Parlement, Mansouri conteste la candidature de Talbi Alami
EXCLUSIF. L’ancien patron du RNI Mustapha Mansouri dénonce une décision non consensuelle et n’exclut pas de se présenter contre le candidat officiel. Le scrutin est prévu pour la deuxième semaine d’avril.
Les chefs des quatre partis formant l’actuelle coalition gouvernementale, Abdelilah Benkirane du PJD, Nabil Benabdellah du PPS, Mohand Laenser du MP, et Salaheddine Mezzouar se sont engagés à soutenir Talbi Alami, numéro 2 du RNI et président du groupe parlementaire du RNI, au prochain scrutin de la présidence de la chambre basse.
Une façon de mettre en garde la possible candidature de Mustapha Mansouri, qui maintient toujours le suspense sur son éventuelle participation à ce scrutin qui aura lieu le deuxième vendredi du mois d’avril.
Petits arrangements entre amis
Abdelilah Benkirane a affirmé que même si « Mansouri jouissait du respect de tous, la question du choix du candidat à la présidence de la Chambre des représentants avait été tranchée au moment de la formation de l’actuel gouvernement ».
Il a poursuivi en assurant que Talbi Alami offrait « l’avantage d’avoir le ton et la capacité d’affronter l’opposition au sein de l’hémicycle grâce à son expérience de chef du groupe parlementaire du RNI ».
Soulignons que lors des négociations pour l’entrée du RNI dans le 2e gouvernement d’Abdelilah Benkirane, hormis les maroquins ministériels réclamés par le parti de la colombe, sa participation gouvernementale avait aussi été conditionnée par l’obtention du perchoir de la Chambre des représentants.
Le nom de Rachid Talbi Alami, numéro 2 du RNI, n’était déjà pas une surprise car il était souvent cité comme successeur probable de la majorité à Karim Ghellab à la tête de la chambre basse.
Malgré cela, pour Mustapha Mansouri, les dés ne sont pas jetés car il semble qu’il n’ait pas dit son dernier mot sur son éventuelle candidature en enchaînant un marathon de réunions au sein de son parti.
Mansouri devant le fait accompli du RNI
Interviewé par Médias 24, il se dit profondément surpris par la récente décision de la coalition gouvernementale de valider « un oukase de certaines personnes du RNI dans une tentative d’imposer un candidat non validé officiellement par les instances de son parti ».

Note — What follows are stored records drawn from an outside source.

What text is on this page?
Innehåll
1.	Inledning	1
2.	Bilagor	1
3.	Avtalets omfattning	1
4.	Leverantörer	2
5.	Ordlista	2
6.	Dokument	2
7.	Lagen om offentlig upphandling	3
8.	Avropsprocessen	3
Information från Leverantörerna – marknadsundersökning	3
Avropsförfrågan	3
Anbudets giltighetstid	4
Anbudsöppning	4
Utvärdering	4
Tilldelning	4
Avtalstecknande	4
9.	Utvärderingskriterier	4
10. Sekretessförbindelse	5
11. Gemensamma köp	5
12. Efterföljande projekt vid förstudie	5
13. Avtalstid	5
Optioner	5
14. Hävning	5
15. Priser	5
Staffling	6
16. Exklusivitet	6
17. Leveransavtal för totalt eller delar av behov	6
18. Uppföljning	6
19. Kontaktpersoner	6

Il met ainsi sur le compte d’un manque de démocratie au sein du RNI, la décision unilatérale de désigner Talbi Alami comme candidat au perchoir de la chambre basse en déplorant que « cette désignation se soit faite sans réunion préalable des instances officielles de son parti ».
Il nous apprend que son parti n’a pas réuni depuis plus de 8 mois le Conseil national, les groupes parlementaires ainsi que le Bureau politique du RNI. Il assure que ce gel forcé des activités du parti serait dû à une volonté délibérée de tuer dans l’œuf les tentatives de ses partisans de l’imposer par voie démocratique comme candidat du parti à la tête de la Chambre des représentants.
Sans nommer personne, il laisse entendre qu’il n’est toujours pas en odeur de sainteté au sein des instances dirigeantes de son parti qui se méfieraient toujours de sa popularité parmi les militants.
Il est vrai que s’il devait confirmer sa candidature, cela pourrait embarrasser la majorité et surtout le RNI en soustrayant lors du scrutin à venir nombre de voix potentielles à Talbi Alami.
A la question de savoir, si face à la candidature désormais officielle de son collègue du RNI, il excluait dorénavant de se présenter, il répond que personne ne pourra lui enlever ce droit individuel consacré par la constitution. S’il se refuse toujours à se prononcer comme candidat, il avance qu’actuellement, il prend la température auprès de ses troupes dans tout le Maroc.
En fonction de leur soutien, il tranchera le moment venu sur son éventuel participation au scrutin.
Pour l’heure, il affirme que son combat est de promouvoir la démocratie au sein du RNI qui bafouerait les fondamentaux du fonctionnement d’un parti politique.
Pour le député-maire de la région de Nador qui avait déjà présidé le parlement de 2007 à 2010, sa volonté n’est pas de créer un conflit au sein du RNI mais simplement de faire respecter les règles démocratiques universelles.
Rappelons que malgré sa déposition de la présidence du RNI par Salaheddine Mezzouar, Mustapha Mansouri reste un homme qui compte de nombreux partisans au sein de son parti.
Si le RNI s’est clairement prononcé pour Rachid Talbi Alami, il devra cependant composer d’une manière ou d’une autre avec Mustapha Mansouri en apaisant les tensions car au final, il s’agit de deux poids lourds du RNI bénéficiant chacun de larges soutiens.